Visualizing the training set result:
The result of the training set will now be visualized; the code for this may be seen below:
from matplotlib.colors import ListedColormap
x_set, y_set = x_train, y_train
x1, x2 = nm.meshgrid(nm.arange(start = x_set[:, 0].min() - 1, stop = x_set[:, 0].max() + 1, step = 0.01),
nm.arange(start = x_set[:, 1].min() - 1, stop = x_set[:, 1].max() + 1, step = 0.01))
mtp.contourf(x1, x2, classifier.predict(nm.array([x1.ravel(), x2.ravel()]).T).reshape(x1.shape),
alpha = 0.75, cmap = ListedColormap(('red', 'green')))
mtp.xlim(x1.min(), x1.max())
mtp.ylim(x2.min(), x2.max())
for i, j in enumerate(nm.unique(y_set)):
mtp.scatter(x_set[y_set == j, 0], x_set[y_set == j, 1],
c = ListedColormap(('red', 'green'))(i), label = j)

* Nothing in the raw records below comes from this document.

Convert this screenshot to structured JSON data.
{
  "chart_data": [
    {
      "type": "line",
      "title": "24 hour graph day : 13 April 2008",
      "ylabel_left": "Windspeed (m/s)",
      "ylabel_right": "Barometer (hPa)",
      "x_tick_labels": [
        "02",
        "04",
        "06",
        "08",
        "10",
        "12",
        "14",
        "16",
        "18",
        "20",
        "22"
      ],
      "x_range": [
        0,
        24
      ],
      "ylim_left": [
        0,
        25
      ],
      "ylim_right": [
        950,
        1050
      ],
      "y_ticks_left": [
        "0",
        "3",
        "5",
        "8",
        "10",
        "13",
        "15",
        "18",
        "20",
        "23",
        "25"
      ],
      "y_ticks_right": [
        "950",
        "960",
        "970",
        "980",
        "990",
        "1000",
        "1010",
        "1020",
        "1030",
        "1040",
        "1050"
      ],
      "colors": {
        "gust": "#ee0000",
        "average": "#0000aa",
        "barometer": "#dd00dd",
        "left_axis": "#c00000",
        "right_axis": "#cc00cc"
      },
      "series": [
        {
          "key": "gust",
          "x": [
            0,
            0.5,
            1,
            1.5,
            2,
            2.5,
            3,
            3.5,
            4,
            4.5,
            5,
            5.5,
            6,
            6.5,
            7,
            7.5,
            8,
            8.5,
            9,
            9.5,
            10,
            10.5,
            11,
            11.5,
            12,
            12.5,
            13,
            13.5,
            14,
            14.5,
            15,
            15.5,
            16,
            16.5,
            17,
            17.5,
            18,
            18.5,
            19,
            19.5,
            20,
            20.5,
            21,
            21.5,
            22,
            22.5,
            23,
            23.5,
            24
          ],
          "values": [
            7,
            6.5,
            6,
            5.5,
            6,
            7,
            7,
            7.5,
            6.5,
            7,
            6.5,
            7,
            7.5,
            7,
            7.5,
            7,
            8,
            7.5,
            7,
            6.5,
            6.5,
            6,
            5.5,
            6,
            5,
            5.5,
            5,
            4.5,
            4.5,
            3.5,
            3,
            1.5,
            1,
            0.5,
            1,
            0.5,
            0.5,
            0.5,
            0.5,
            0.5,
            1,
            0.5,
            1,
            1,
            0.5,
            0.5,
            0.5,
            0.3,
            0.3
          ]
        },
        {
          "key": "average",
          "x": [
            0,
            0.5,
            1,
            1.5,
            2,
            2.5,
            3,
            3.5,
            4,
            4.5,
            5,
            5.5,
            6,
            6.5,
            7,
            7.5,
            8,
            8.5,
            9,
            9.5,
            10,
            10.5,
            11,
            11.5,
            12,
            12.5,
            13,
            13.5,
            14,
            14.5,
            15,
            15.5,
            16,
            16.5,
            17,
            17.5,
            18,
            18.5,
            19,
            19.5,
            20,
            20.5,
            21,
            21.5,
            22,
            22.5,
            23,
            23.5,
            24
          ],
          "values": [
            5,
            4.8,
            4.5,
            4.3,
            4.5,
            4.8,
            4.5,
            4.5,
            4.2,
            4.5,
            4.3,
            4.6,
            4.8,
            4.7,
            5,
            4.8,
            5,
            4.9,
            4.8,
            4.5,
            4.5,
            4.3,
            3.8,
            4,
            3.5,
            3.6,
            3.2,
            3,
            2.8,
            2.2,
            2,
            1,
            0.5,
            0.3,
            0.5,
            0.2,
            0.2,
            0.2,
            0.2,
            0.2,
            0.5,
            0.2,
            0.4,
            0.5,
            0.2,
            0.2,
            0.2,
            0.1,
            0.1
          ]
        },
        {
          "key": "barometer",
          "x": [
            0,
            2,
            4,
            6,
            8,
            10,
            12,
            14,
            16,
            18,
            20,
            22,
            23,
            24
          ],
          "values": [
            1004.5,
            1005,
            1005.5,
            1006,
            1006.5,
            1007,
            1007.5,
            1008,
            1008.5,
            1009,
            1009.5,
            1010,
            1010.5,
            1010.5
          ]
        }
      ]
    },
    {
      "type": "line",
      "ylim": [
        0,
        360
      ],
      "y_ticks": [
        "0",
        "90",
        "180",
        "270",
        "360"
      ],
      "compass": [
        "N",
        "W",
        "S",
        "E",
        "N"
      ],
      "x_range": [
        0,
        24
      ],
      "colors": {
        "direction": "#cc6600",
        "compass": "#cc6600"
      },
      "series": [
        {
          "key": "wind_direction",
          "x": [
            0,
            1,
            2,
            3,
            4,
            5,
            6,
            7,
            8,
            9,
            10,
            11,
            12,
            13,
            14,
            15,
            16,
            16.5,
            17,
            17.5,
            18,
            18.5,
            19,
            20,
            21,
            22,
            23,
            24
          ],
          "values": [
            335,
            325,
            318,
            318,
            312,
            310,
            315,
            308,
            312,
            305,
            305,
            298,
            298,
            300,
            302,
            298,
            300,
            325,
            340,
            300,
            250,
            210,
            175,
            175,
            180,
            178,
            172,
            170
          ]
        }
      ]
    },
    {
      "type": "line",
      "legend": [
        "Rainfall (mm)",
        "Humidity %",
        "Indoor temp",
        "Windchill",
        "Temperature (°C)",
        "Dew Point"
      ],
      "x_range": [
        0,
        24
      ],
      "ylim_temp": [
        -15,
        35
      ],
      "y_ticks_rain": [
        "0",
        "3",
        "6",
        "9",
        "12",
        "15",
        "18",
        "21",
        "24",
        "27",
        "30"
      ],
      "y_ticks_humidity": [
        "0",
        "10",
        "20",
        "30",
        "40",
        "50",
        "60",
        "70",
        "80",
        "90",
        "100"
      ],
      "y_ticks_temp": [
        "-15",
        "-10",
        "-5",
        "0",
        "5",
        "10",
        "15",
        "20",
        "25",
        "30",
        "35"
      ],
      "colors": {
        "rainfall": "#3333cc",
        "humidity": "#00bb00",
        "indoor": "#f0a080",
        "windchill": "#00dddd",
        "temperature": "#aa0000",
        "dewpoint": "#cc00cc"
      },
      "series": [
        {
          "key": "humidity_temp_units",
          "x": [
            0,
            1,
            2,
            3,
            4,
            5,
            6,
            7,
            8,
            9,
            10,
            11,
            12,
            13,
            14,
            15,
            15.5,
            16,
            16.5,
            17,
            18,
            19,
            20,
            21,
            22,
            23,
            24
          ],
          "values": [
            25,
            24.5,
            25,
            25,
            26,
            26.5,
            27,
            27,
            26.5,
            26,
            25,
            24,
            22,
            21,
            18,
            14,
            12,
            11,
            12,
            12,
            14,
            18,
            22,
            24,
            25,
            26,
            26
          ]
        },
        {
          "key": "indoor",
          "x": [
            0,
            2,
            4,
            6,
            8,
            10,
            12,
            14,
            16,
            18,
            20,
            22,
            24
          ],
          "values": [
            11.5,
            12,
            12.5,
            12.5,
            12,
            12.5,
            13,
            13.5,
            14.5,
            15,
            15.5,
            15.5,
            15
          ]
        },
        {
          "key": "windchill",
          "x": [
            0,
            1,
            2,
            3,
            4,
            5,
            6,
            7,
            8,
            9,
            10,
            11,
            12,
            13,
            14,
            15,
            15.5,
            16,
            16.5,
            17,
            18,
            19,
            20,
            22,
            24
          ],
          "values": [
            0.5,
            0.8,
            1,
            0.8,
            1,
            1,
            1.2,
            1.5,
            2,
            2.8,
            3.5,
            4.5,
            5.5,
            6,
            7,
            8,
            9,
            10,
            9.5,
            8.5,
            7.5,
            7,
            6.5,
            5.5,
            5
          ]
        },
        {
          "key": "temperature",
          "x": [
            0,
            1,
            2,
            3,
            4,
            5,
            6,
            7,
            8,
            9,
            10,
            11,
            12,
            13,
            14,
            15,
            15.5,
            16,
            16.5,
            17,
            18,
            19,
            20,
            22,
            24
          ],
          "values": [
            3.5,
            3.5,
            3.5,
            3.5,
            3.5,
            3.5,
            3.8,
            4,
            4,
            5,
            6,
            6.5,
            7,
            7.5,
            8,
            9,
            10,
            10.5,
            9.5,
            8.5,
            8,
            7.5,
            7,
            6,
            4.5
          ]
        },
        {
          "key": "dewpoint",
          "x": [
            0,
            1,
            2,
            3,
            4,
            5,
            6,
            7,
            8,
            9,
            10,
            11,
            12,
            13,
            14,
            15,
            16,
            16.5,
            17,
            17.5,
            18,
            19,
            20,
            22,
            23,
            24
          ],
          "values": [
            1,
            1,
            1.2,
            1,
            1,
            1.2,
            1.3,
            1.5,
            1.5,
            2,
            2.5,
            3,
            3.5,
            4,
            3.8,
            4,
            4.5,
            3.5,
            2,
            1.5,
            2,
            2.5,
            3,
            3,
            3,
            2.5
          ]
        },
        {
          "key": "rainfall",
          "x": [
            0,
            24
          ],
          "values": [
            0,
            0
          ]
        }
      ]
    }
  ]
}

mtp.title('SVM classifier (Training set)')
mtp.xlabel('Age')
mtp.ylabel('Estimated Salary')
mtp.legend()
mtp.show()
Output:
By executing the above code, we will get the output as:
As can be seen, the above output looks a lot like the Logistic regression output. We received the straight line as hyperplane in the output since we utilized a linear kernel in the classifier. We've already shown that the hyperplane in SVM is a straight line in 2d space.
Visualizing the test set result:
#Visulaizing the test set result
from matplotlib.colors import ListedColormap
x_set, y_set = x_test, y_test
x1, x2 = nm.meshgrid(nm.arange(start = x_set[:, 0].min() - 1, stop = x_set[:, 0].max() + 1, step = 0.01),
nm.arange(start = x_set[:, 1].min() - 1, stop = x_set[:, 1].max() + 1, step = 0.01))
mtp.contourf(x1, x2, classifier.predict(nm.array([x1.ravel(), x2.ravel()]).T).reshape(x1.shape),
alpha = 0.75, cmap = ListedColormap(('red','green' )))
mtp.xlim(x1.min(), x1.max())
mtp.ylim(x2.min(), x2.max())
for i, j in enumerate(nm.unique(y_set)):
mtp.scatter(x_set[y_set == j, 0], x_set[y_set == j, 1],
c = ListedColormap(('red', 'green'))(i), label = j)
mtp.title('SVM classifier (Test set)')
mtp.xlabel('Age')
mtp.ylabel('Estimated Salary')
mtp.legend()
mtp.show()
Output:
By executing the above code, we will get the output as:
The SVM classifier has separated the users into two zones, as shown in the above output image (Purchased or Not purchased). Users who bought the SUV are represented by the red scatter spots. Users who did not purchase the SUV are represented by green scatter points in the green region. The hyperplane has separated the two classes into variables that have been purchased and variables that have not been purchased.